I wish I could say it was just the outsiders stretching me to my limits, but the insiders are pretending I'm silly putty too. I'm all stretched out. I can't give any more. I'm out of patience, and I'm always boiling under the surface. Don't believe me? Y'all want to take it personally again? Get your facts first. Talk to my family. Then you'll see that they've been dealing with it too. They've been feeling the brunt of all my frustration. I would think, of all people, they would get it. Nope. They have been bugging the fuck out of me. Go ahead, ask (just don't ask me). But only if you want to know the truth. I want a break. I want to be alone. I want everyone to just shut the fuck up. I am not here for your amusement. It's not my job to entertain you. Right now, I need to take care of me. And with the feeling of a stroke/heart attack/Zeus-giving-birth type headache always there, I can't take even a tiny droplet more of stress-causing behavior.

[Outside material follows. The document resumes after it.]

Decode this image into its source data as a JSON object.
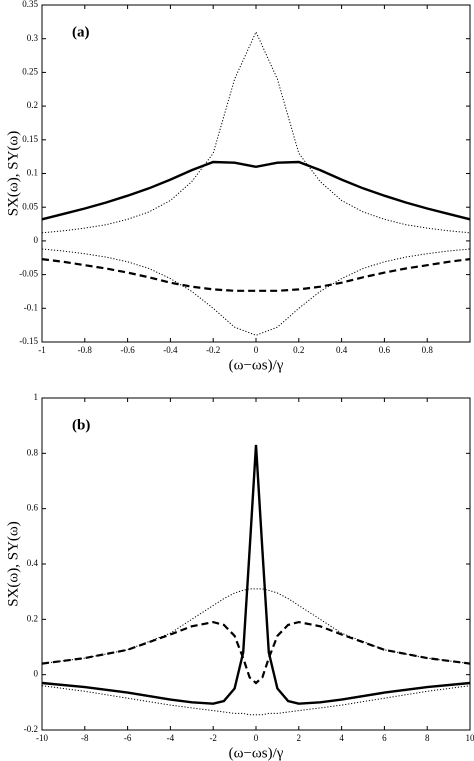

I'm a big girl. I work out my own shit. I don't expect anyone to take care of me, and I sure as hell ain't going to run for help at every little thing. If I feel I can handle it, I will. If it gets to the point where I can't handle it, I'll ask for help. Then and only then. Especially since no one has actually been reassuring, or comforting. Everyone has been ME, ME, ME! It's my fucking turn. (If it was just the kid being selfish, I could understand. She's a kid. Right now, I can't even handle that.)

Why is it no one hears me unless I scream? I have been saying why I haven't been around. Calmly and rationally. And it wasn't fucking good enough. If y'all just shut your selfish insecurities up for awhile, you might remember what I said. Nothing to read into. Black and white. It's exactly what I said - only I was nice and considerate enough not to project my stress onto you. I didn't think you'd actually want to feel it. Apparently, I DO need to project my shit onto you for you to believe IT HAS NOTHING TO DO WITH YOU! GET OUT OF YOUR GODDAM HEADS! Hello! I am straight-forward. If I feel I need to express something to you, I will. If you haven't heard anything bad, there's nothing there. Let your imagination work on something a little more productive.


(Now I know how torture got started. I would love to turn this around, and let them all have a taste of what it's like. Oh, to hear them scream...)

I am so ready to snap.




*Not blogosphere people. Just the people I have to actually see and hear.

~Do not expand~

3 comments:

~J~ said...

Thanks, darlin'! I needed that.

vincent said...

Heh... You said "ya'll".

~J~ said...

*laugh* Yeah, my fake southern accent comes out when I'm pissed -- And grammar and shit goes right out the window.